Many villagers were at Friday prayers in two mosques when they were engulfed by the torrent of mud, and a second landslide hit people who came to help those in need. “Our house was totally destroyed, we are destroyed and our life is destroyed,” said Bibi Khanum, 55, sitting in a tent provided by the Red Crescent. “My husband was killed under the rubble and four of my young children. I am going crazy without them, repeating their names time and time again.”
Afghanistan held a national day of mourning on Sunday after President Hamid Karzai expressed his condolences to those who had lost loved ones. “We have a list of around 300 people confirmed dead,” Badakhshan governor Shah Waliullah Adeeb told reporters at the scene on Saturday. “We cannot continue the search and rescue operation anymore, as the houses are under meters of mud.”
There was no official update on the death toll Sunday, and the exact number of fatalities may never be known.
Badakhshan is a mountainous northeastern province bordering Tajikistan, China and Pakistan.
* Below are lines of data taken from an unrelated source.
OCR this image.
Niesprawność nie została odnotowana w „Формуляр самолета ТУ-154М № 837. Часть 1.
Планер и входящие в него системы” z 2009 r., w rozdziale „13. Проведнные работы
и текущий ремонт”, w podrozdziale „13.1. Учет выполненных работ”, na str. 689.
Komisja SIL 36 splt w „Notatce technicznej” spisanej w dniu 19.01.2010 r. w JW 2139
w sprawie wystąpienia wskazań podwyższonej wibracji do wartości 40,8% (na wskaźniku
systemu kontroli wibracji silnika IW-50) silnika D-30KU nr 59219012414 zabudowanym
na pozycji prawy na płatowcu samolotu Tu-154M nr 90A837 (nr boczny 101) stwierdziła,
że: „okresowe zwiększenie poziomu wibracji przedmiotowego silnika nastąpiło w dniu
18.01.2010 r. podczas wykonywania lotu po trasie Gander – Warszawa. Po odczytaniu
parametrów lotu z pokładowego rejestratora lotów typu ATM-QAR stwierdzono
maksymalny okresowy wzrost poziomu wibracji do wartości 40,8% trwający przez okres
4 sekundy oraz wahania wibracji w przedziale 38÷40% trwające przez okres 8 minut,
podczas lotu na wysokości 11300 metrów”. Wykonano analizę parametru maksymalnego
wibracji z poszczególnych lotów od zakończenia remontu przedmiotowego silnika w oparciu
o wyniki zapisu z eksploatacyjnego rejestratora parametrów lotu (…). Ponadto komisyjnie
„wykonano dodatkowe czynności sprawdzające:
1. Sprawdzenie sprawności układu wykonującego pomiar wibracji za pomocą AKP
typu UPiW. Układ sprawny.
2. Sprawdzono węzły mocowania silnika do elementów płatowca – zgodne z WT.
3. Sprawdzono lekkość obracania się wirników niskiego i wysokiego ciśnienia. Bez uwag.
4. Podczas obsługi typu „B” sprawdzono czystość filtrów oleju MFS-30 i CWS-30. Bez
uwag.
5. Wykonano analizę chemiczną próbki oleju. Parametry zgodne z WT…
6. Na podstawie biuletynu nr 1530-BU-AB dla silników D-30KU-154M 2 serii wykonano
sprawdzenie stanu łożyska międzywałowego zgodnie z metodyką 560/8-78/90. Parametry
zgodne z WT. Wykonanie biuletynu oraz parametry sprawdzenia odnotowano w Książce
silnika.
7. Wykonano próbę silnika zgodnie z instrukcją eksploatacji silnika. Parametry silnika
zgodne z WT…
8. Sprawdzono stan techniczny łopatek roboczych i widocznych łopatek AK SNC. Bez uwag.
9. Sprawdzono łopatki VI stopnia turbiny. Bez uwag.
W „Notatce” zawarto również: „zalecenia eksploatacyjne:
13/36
It has been relatively peaceful since the U.S.-led military intervention began in 2001, but has seen increasing Taliban activity in recent years. The landslides follow recent severe flooding in other parts of northern Afghanistan, with 159 people dead and 71,000 people affected by floods in Jowzjan, Faryab and Sar-e-Pul provinces.
Flooding and landslides often occur during the spring rainy season in northern Afghanistan, with flimsy mud houses offering little protection against rising water levels and torrents of mud.